Judge rules NYC crosswalks fail to protect blind pedestrians
Most crosswalks in New York City violate laws protecting people with disabilities by failing to properly protect blind and low-vision pedestrians, a judge ruled Tuesday.
U.S. District Judge Paul A. Engelmayer in Manhattan said the city has violated three laws protecting the disabled with its failure to equip most crosswalk signals to aid the blind or those with limited eyesight.
The judge said it is yet to be decided what the ramifications of the ruling will be because the first phase of the court proceeding was to assess liability.
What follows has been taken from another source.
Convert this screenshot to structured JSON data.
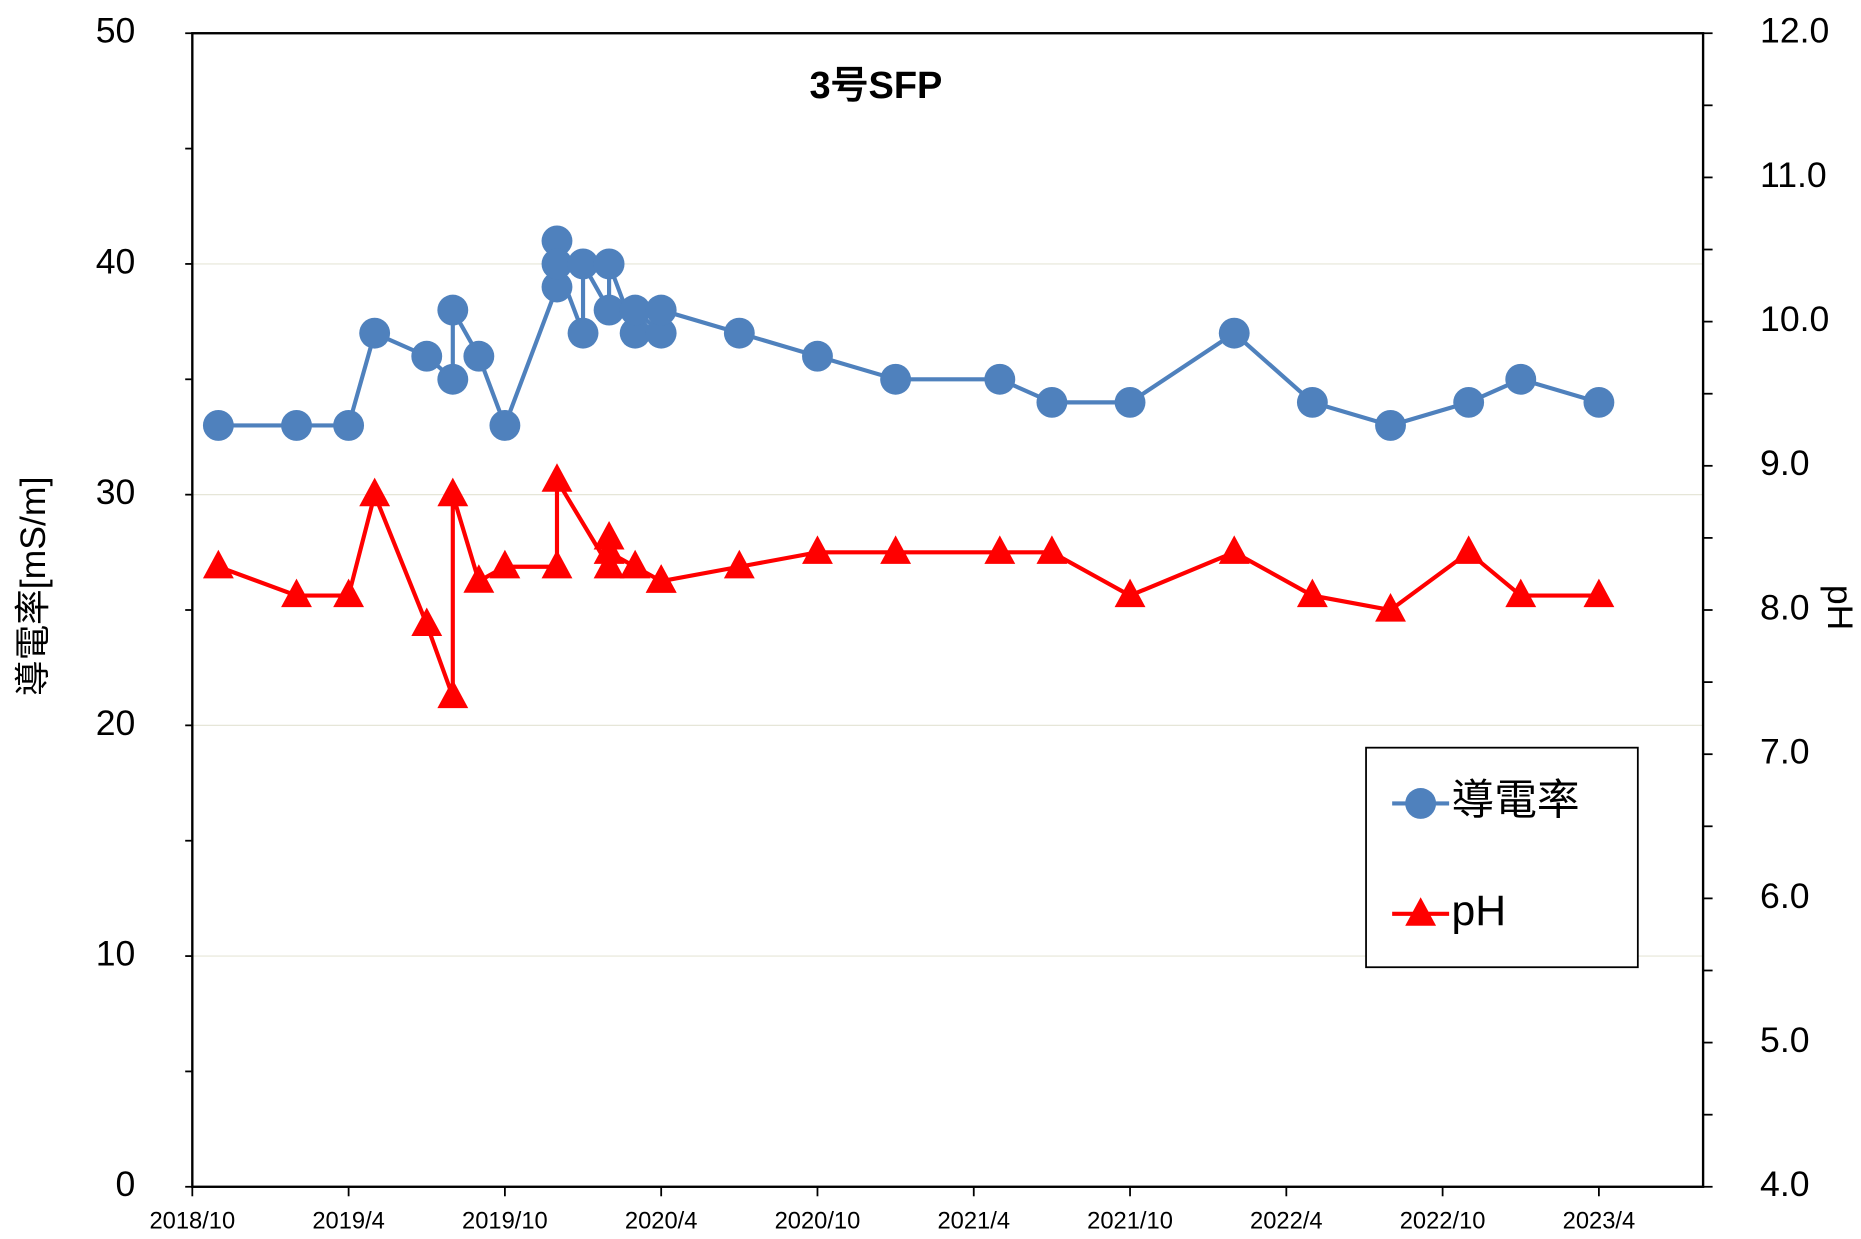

The city is consistently working to make streets more accessible for those who are blind or have low vision, particularly by adding devices that communicate with sounds, speech or vibrating surfaces, city spokesperson Laura Feyer said.
The city will continue to work with the disabled community to make improvements, she said.
The ruling came in a lawsuit brought by a nonprofit corporation that represents people with vision disabilities.
In the decision, Engelmayer noted that New York City has the highest population density of any major American city.
“Pedestrians with visual disabilities often encounter danger, inconvenience, and humiliation while attempting to use the City’s crosswalks,” he wrote.
Of the city’s 120,000 pedestrian control signals, nearly all of 13,200 signals at 45,000 intersections only communicate crossing information in a visual format, the judge said. Those signals are inaccessible to the blind leaving fewer than 5 percent of signals that aid blind people, he said.